THE FORGOTTEN HISTORY OF NOTTINGHAMSHIRE’S MINERS
ACTS OF GENEROSITY AND COMMUNITY SPIRIT – PART 3 – SPORTS, PARKS, SWIMMING BATHS
Many parks, leisure facilities, children’s playgrounds, sports pitches and swimming pools throughout Nottinghamshire have benefitted from the generosity and community spirit of Nottinghamshire’s miners. C P Griffin in Appendix I to the introduction of his book, ‘The Nottinghamshire Miners Industrial Union, Rufford Branch, 1926-1936 and District Minutes, 1926-1927’, records that –
“Welfare Facilities at Rainworth. Property provided by the Miners Welfare Scheme. Children’s playground, football pitch, putting course with pavilion, children’s shelter and open air swimming bath. Total site 16 acres in extent and grants of £4,037” had been made between 1929 and 1951.

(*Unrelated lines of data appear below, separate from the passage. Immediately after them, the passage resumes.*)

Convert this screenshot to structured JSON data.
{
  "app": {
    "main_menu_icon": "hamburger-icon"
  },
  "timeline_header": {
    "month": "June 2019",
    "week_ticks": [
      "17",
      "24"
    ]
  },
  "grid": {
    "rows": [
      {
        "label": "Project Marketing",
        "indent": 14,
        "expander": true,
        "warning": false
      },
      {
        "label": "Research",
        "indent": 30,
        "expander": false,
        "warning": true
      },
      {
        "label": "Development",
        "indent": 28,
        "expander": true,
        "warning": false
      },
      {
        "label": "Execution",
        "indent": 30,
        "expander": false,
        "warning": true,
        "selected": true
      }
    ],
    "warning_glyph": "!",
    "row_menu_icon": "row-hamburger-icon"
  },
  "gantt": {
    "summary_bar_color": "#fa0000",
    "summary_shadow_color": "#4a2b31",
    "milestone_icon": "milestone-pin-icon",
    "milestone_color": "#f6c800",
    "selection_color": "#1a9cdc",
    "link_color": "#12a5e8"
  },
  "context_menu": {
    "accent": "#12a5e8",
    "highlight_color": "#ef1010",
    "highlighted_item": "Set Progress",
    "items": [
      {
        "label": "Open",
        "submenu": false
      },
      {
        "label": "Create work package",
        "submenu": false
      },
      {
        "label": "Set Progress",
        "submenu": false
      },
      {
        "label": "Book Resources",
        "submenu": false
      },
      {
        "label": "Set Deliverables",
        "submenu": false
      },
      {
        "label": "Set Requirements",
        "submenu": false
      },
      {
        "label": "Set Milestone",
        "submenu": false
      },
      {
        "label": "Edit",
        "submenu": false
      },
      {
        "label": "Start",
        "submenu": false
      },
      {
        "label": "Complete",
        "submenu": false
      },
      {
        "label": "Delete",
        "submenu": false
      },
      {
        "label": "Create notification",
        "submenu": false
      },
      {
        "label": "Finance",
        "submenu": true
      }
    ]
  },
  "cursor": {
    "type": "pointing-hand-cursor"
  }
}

Following the passing of the 1920 Mining Industry Act, in January 1923, the Notts Miners’ Welfare Committee completed the purchase of the Berry Hill Estate, Mansfield, from Mrs Hollins, widow of Mr W Hollins, at a price of £10,000. The Committee also sanctioned the erection of ‘slipper baths’ at Arnold.
Berry Hill Park was soon a venue for the wider community.
This photo, copyright Clare Dobbs, shows Mansfield Harriers Cross Country team, including Clare’s grandad, George Wiffen, and great grandad, in the 1920s using Berry Hill Park.
“Berry Hill Athletics Club paid a massive part in my life. I started running at 9 yrs of age and competed for Midlands, Notts and England at cross country and track events. I stopped competing at the age of 21, but still ran socially.
I felt very honoured and proud to follow in my Grandads footsteps but also sad that he was never able to see me compete as he was tragically killed down Clipstone Pit in 1947.
Berry Hill, as a park and sporting facility was a key part in forging life long friendships and giving me opportunities to fulfil my potential as an athlete and this defined me as a person!
The park means so much to local people and I will always be forever grateful for what the miners sacrificed for us to enjoy today.”
Notts Miners willingness to share the benefits of their sports and leisure facilities with the wider community is further shown by this September 1926 article in the Mansfield Reporter and Sutton Times, when the Mansfield Scouts Association held their Sports Day at the Park.
Following the end of the 2nd World War, the Miners Welfare Committee was able to invest further in the Sports Stadium at Berry Hill, which was declared by R Ringham, East Midlands Division Chairman,
“to be the most ambitious in the country.”
Without this generous investment in community facilities, throughout Nottinghamshire, many of our towns and villages would have been economically, physically and culturally poorer.
The grandchildren, great grandchildren and great grandchildren, have cause to be proud of their coalmining ancestors for their generosity and community spirit.